Pensioners and schoolgirls victims of upskirting as an offence a day reported
10 January 2020, 07:27 | Updated: 10 January 2020, 07:30
A pensioner and children as young as 10 were among the increasing number of upskirting victims with one person a day reporting an offence.
In the six months since the creation of the new upskirting law 153 incidents were reported to officers, with schoolchildren among those reporting offences.
The impact of the Voyeurism (Offences) Act show that almost one person a day has reported offences to police in the 182 days since the act became law.
Gina Martin led the drive to change that after a picture was taken up her skirt at a festival in 2017, she said it was impossible to understand the scale of the offence before.
She said: "Upskirting didn't even exist in law as language so it was impossible to get a number that represented the problem."
Data obtained under Freedom of Information laws from 35 police forces found there had been 153 incidents reported to them since the law came into force in April 2019.
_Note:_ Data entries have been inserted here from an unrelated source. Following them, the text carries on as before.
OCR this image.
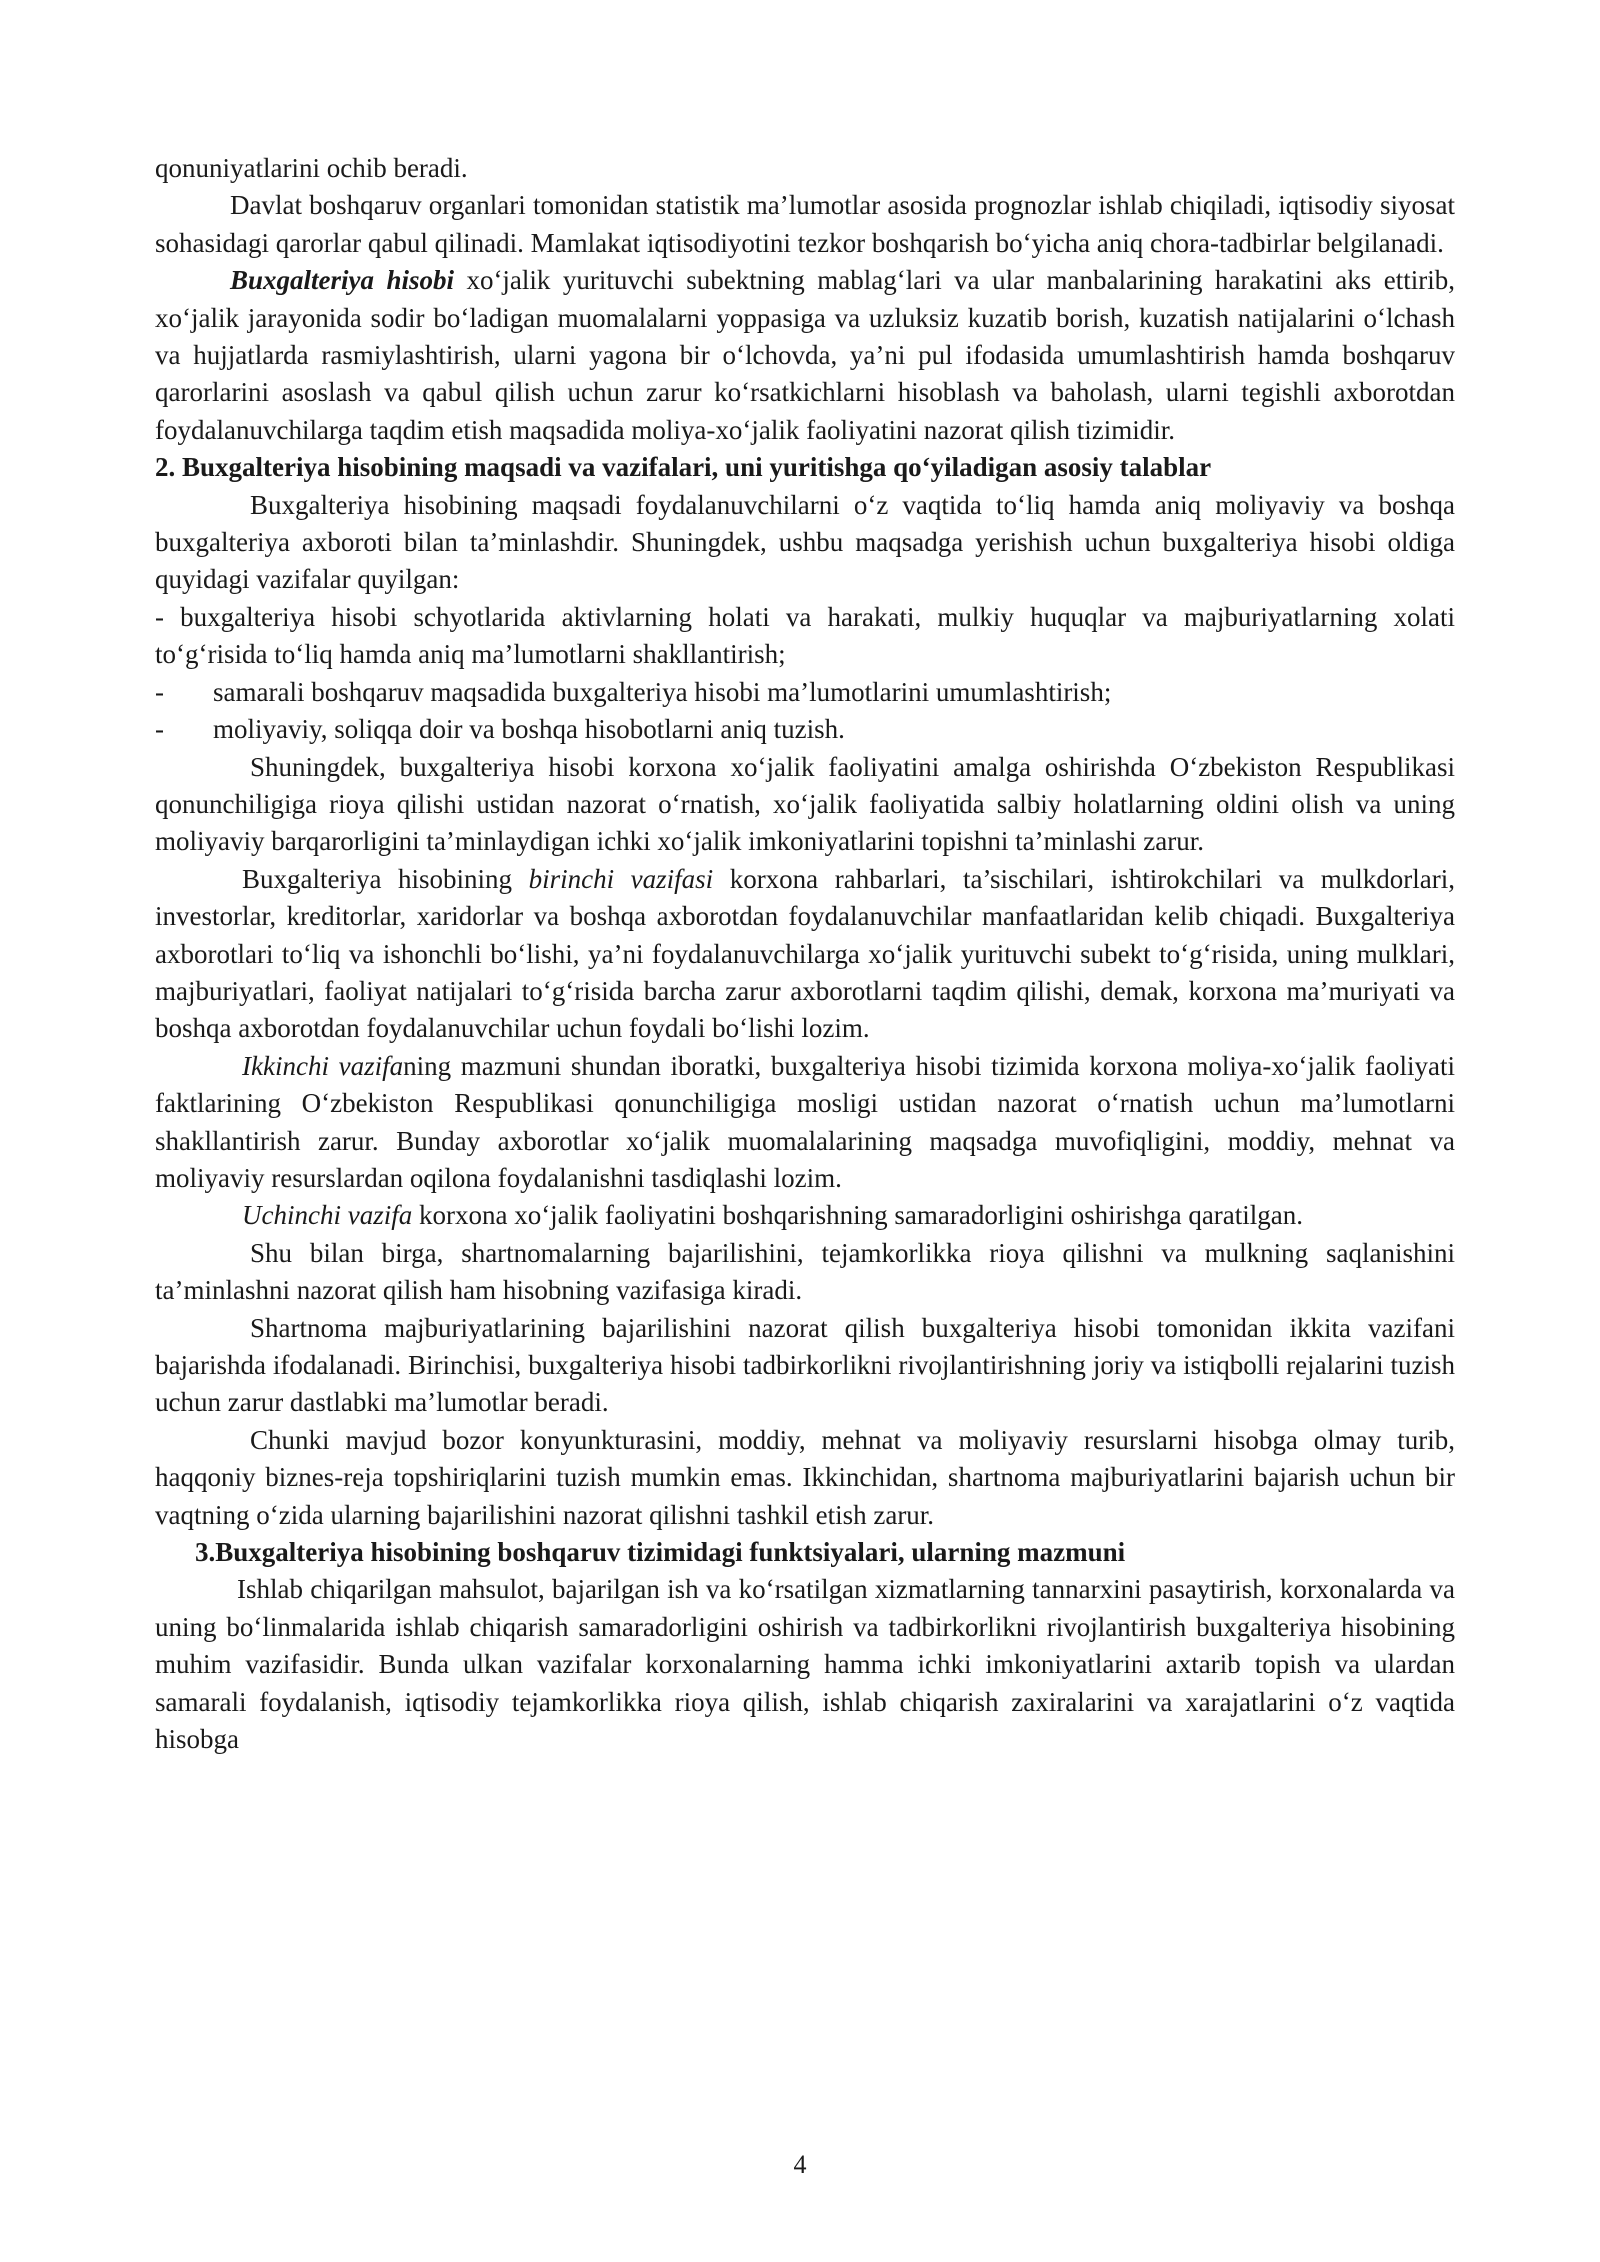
qonuniyatlarini ochib beradi.

Davlat boshqaruv organlari tomonidan statistik ma’lumotlar asosida prognozlar ishlab chiqiladi, iqtisodiy siyosat sohasidagi qarorlar qabul qilinadi. Mamlakat iqtisodiyotini tezkor boshqarish bo‘yicha aniq chora-tadbirlar belgilanadi.

Buxgalteriya hisobi xo‘jalik yurituvchi subektning mablag‘lari va ular manbalarining harakatini aks ettirib, xo‘jalik jarayonida sodir bo‘ladigan muomalalarni yoppasiga va uzluksiz kuzatib borish, kuzatish natijalarini o‘lchash va hujjatlarda rasmiylashtirish, ularni yagona bir o‘lchovda, ya’ni pul ifodasida umumlashtirish hamda boshqaruv qarorlarini asoslash va qabul qilish uchun zarur ko‘rsatkichlarni hisoblash va baholash, ularni tegishli axborotdan foydalanuvchilarga taqdim etish maqsadida moliya-xo‘jalik faoliyatini nazorat qilish tizimidir.

2. Buxgalteriya hisobining maqsadi va vazifalari, uni yuritishga qo‘yiladigan asosiy talablar

Buxgalteriya hisobining maqsadi foydalanuvchilarni o‘z vaqtida to‘liq hamda aniq moliyaviy va boshqa buxgalteriya axboroti bilan ta’minlashdir. Shuningdek, ushbu maqsadga yerishish uchun buxgalteriya hisobi oldiga quyidagi vazifalar quyilgan:

- buxgalteriya hisobi schyotlarida aktivlarning holati va harakati, mulkiy huquqlar va majburiyatlarning xolati to‘g‘risida to‘liq hamda aniq ma’lumotlarni shakllantirish;

-	samarali boshqaruv maqsadida buxgalteriya hisobi ma’lumotlarini umumlashtirish;
-	moliyaviy, soliqqa doir va boshqa hisobotlarni aniq tuzish.

Shuningdek, buxgalteriya hisobi korxona xo‘jalik faoliyatini amalga oshirishda O‘zbekiston Respublikasi qonunchiligiga rioya qilishi ustidan nazorat o‘rnatish, xo‘jalik faoliyatida salbiy holatlarning oldini olish va uning moliyaviy barqarorligini ta’minlaydigan ichki xo‘jalik imkoniyatlarini topishni ta’minlashi zarur.

Buxgalteriya hisobining birinchi vazifasi korxona rahbarlari, ta’sischilari, ishtirokchilari va mulkdorlari, investorlar, kreditorlar, xaridorlar va boshqa axborotdan foydalanuvchilar manfaatlaridan kelib chiqadi. Buxgalteriya axborotlari to‘liq va ishonchli bo‘lishi, ya’ni foydalanuvchilarga xo‘jalik yurituvchi subekt to‘g‘risida, uning mulklari, majburiyatlari, faoliyat natijalari to‘g‘risida barcha zarur axborotlarni taqdim qilishi, demak, korxona ma’muriyati va boshqa axborotdan foydalanuvchilar uchun foydali bo‘lishi lozim.

Ikkinchi vazifaning mazmuni shundan iboratki, buxgalteriya hisobi tizimida korxona moliya-xo‘jalik faoliyati faktlarining O‘zbekiston Respublikasi qonunchiligiga mosligi ustidan nazorat o‘rnatish uchun ma’lumotlarni shakllantirish zarur. Bunday axborotlar xo‘jalik muomalalarining maqsadga muvofiqligini, moddiy, mehnat va moliyaviy resurslardan oqilona foydalanishni tasdiqlashi lozim.

Uchinchi vazifa korxona xo‘jalik faoliyatini boshqarishning samaradorligini oshirishga qaratilgan.

Shu bilan birga, shartnomalarning bajarilishini, tejamkorlikka rioya qilishni va mulkning saqlanishini ta’minlashni nazorat qilish ham hisobning vazifasiga kiradi.

Shartnoma majburiyatlarining bajarilishini nazorat qilish buxgalteriya hisobi tomonidan ikkita vazifani bajarishda ifodalanadi. Birinchisi, buxgalteriya hisobi tadbirkorlikni rivojlantirishning joriy va istiqbolli rejalarini tuzish uchun zarur dastlabki ma’lumotlar beradi.

Chunki mavjud bozor konyunkturasini, moddiy, mehnat va moliyaviy resurslarni hisobga olmay turib, haqqoniy biznes-reja topshiriqlarini tuzish mumkin emas. Ikkinchidan, shartnoma majburiyatlarini bajarish uchun bir vaqtning o‘zida ularning bajarilishini nazorat qilishni tashkil etish zarur.

3.Buxgalteriya hisobining boshqaruv tizimidagi funktsiyalari, ularning mazmuni

Ishlab chiqarilgan mahsulot, bajarilgan ish va ko‘rsatilgan xizmatlarning tannarxini pasaytirish, korxonalarda va uning bo‘linmalarida ishlab chiqarish samaradorligini oshirish va tadbirkorlikni rivojlantirish buxgalteriya hisobining muhim vazifasidir. Bunda ulkan vazifalar korxonalarning hamma ichki imkoniyatlarini axtarib topish va ulardan samarali foydalanish, iqtisodiy tejamkorlikka rioya qilish, ishlab chiqarish zaxiralarini va xarajatlarini o‘z vaqtida hisobga

4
This was up from 94 incidents among 25 constabularies with available data during 2018, the year before the ban was introduced, and up from 78 reports over the two-year period from April 2015 to April 2017.
Campaigners previously complained that the lack of a specific upskirting law meant police were unsure how to deal with allegations, and therefore many crimes went unreported.
New data shows the vast majority of incidents between April and October 2019 involved female victims, taking place in schools, shopping centres and other public places.
Avon and Somerset Police said a 74-year-old woman was among those targeted by the cruel craze, which often sees a perpetrator use a recording device such as a camera phone to take explicit images underneath a victim's clothing, without permission and often undetected.
Several forces reported teenage victims among those caught up in investigations, which included a 15-year-old boy, according to West Midlands Police, while Sussex Police said a 14-year-old girl on a bus was among the victims.
Elsewhere, Hertfordshire Police said one of two upskirting incidents in the force area involved a 15-year-old boy taking an image of a 15-year-old girl while she was either drunk or asleep, before threatening to circulate the photos on social media.
Dorset Police said the youngest victim reported to them was aged between 10 and 18, but declined to provide further information.
Separate data from the Crown Prosecution Service (CPS) showed that 10 men were convicted of 16 offences in 2019.
This included convicted paedophile Stuart Bulling, the first person jailed under the new law, after he was caught following teenage girls around a supermarket in Lancashire, in September, the CPS said.
Trevor Beasley, 51, was also jailed, for filming under women's skirts in Burgh Heath, Surrey.
Police subsequently found 250,000 indecent images of children on his devices.
He had previously been convicted of upskirting in 2016 under the old charge of outraging public decency.
Under the new law, a conviction at the magistrates' court would carry a sentence of up to one year in prison and/or a fine.
A more serious offence, tried in the crown court, can carry a sentence of up to two years in prison.
The Voyeurism Act also allows upskirting to be treated as a sexual offence and ensure that the most serious offenders are placed on the sex offenders register.
Campaigner Ms Martin, who spent nearly two years fighting to create a specific upskirting law after two men who took a picture up her skirt at a festival in 2017 went unpunished, welcomed the statistics.
She said: "The Voyeurism Act only came into use eight months ago and the difference in charges and reporting is already up greatly.
"Among those who were charged was a convicted paedophile and a man who police subsequently found had 250,000 indecent images of children.
"Upskirting doesn't exist in a vacuum.
"Sexual assault and violence is all linked, and I'm just so happy this law is holding those who perpetrate it accountable."
Several police forces refused to provide data on the number of offences, meaning the true number could be much higher.